5. Andy Samberg wore Supreme before it was cool… until “Lazy Sunday” blew up.
As another exercise in thriftiness, Samberg’s wardrobe for the shoot consisted of his actual coat: a black-and-red, fur-lined parka he had taken a shining to in New York’s original Supreme store. After the video’s wild success, Samberg couldn’t wear the coat in public, lest he be recognized as the “Lazy Sunday” guy.
“This was the collateral damage of ‘Lazy Sunday’ that no one likes to talk about,” Taccone joked to GQ. Samberg would eventually bust the jacket out of his closet to perform “Lazy Sunday” on Late Night with Jimmy Fallon in 2010, and again for his SNL farewell opus, “Lazy Sunday 2.”
6. The video’s success extended beyond YouTube.
The Lonely Island quickly got a sense of how impactful “Lazy Sunday” had been.

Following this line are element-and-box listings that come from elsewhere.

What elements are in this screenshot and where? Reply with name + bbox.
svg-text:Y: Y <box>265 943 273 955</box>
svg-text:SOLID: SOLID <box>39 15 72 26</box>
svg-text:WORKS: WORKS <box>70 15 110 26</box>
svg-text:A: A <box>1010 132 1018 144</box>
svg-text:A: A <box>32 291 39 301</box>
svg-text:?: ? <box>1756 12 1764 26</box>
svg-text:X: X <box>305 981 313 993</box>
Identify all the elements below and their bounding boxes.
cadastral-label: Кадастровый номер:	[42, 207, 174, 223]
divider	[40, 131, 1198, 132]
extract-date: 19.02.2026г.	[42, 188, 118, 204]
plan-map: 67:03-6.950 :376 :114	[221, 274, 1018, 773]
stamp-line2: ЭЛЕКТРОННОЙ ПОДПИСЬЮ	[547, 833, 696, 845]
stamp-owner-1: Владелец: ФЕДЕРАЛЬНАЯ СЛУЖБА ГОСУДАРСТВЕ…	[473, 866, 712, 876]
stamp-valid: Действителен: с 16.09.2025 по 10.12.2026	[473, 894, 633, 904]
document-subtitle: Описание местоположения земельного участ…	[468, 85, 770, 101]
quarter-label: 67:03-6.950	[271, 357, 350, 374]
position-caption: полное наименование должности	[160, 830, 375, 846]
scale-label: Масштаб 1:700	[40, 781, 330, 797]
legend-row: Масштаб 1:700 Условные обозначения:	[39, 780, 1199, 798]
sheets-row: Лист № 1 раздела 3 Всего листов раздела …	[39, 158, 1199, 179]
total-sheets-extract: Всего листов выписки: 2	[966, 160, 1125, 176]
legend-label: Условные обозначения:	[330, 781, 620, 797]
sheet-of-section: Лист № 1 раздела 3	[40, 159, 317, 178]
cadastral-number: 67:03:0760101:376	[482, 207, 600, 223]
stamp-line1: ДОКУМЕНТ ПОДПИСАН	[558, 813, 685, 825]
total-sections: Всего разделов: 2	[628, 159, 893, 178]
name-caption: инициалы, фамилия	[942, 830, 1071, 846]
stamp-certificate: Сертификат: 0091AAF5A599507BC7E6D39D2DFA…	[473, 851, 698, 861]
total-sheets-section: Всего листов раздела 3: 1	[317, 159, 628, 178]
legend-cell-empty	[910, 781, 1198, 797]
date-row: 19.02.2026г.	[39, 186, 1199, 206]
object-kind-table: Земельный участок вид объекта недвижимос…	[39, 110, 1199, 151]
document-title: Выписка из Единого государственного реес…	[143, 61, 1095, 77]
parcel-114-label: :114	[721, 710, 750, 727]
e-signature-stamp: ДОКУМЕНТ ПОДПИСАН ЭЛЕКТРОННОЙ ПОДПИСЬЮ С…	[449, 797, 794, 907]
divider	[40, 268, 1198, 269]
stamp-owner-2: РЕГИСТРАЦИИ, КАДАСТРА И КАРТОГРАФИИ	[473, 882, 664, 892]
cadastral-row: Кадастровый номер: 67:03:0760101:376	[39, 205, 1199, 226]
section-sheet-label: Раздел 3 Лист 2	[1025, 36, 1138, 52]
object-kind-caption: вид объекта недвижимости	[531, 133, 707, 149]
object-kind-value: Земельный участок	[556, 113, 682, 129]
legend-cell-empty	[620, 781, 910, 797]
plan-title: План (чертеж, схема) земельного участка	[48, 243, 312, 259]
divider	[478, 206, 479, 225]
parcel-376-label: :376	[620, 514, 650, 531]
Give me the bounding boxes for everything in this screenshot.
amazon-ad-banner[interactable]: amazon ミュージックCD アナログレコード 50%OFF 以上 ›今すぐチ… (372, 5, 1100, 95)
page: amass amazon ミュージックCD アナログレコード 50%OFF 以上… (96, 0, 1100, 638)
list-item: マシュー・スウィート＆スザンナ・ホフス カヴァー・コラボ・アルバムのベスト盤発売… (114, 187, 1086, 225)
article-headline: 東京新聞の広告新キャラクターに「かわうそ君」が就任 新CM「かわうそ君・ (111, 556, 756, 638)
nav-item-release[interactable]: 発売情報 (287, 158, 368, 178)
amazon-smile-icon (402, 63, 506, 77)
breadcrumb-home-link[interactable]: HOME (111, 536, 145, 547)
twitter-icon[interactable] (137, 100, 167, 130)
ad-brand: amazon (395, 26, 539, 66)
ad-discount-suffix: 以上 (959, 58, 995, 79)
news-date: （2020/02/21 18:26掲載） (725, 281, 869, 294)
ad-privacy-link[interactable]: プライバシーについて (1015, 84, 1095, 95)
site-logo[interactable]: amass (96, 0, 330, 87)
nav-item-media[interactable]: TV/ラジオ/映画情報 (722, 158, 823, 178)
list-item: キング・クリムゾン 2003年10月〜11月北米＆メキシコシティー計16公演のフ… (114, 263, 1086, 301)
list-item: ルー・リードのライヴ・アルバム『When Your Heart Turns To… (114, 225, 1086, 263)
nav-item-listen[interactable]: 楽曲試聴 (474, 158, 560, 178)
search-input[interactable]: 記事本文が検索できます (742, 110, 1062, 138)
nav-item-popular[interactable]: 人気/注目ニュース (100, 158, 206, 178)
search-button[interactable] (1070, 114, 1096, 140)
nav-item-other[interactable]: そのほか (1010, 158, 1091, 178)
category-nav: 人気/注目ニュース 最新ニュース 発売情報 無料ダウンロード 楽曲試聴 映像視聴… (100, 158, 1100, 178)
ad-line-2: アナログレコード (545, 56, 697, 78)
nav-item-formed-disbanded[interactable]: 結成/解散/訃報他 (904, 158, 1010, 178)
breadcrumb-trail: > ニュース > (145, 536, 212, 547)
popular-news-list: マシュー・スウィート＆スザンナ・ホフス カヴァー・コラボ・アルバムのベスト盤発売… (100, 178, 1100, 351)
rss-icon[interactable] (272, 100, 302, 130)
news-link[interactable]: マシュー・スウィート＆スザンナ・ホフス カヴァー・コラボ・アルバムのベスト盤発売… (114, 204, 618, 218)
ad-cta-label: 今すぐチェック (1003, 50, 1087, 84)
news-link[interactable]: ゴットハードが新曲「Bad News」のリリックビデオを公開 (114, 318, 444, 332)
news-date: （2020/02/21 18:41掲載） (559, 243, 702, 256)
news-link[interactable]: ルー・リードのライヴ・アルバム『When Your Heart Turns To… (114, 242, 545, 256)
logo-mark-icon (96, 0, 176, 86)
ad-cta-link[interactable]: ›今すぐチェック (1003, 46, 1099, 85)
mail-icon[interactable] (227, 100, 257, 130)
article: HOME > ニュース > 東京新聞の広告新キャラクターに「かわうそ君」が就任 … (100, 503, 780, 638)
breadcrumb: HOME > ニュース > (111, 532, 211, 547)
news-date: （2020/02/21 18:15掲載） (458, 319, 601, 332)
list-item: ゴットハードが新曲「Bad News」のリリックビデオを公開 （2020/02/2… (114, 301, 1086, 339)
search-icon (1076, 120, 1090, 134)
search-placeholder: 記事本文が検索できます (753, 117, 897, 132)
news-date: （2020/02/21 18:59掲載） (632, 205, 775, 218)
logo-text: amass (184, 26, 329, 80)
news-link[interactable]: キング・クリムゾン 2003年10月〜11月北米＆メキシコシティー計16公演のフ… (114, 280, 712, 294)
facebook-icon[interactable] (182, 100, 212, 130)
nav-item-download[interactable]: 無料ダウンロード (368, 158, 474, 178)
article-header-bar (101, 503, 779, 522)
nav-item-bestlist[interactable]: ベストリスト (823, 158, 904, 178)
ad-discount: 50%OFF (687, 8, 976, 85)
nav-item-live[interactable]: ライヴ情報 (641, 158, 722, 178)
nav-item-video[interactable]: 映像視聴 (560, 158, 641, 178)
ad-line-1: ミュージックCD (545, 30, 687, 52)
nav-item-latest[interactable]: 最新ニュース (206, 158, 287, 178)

Ten days after the sketch aired, the New York Times’ Dave Itzkoff profiled the video and the group behind it. With all eyes upon them and SNL on holiday break, The Lonely Island’s agents encouraged them to fly to Los Angeles for “a round of high-level meetings” with studio heads. It was a quantum leap from when the trio had departed L.A. for SNL just months earlier.
“All of a sudden we went from, like, unemployed, $70,000-budget pilots to meeting with studio heads at movie companies,” Schaffer recalled on the podcast.
The attention also came from within SNL’s ranks. In the Times profile, Parnell recounted how he had gotten a call shortly after “Lazy Sunday” aired. It was from castmate Maya Rudolph, who was out on maternity leave at the time, and her partner Paul Thomas Anderson, calling to congratulate him on what they knew would be a hit sketch.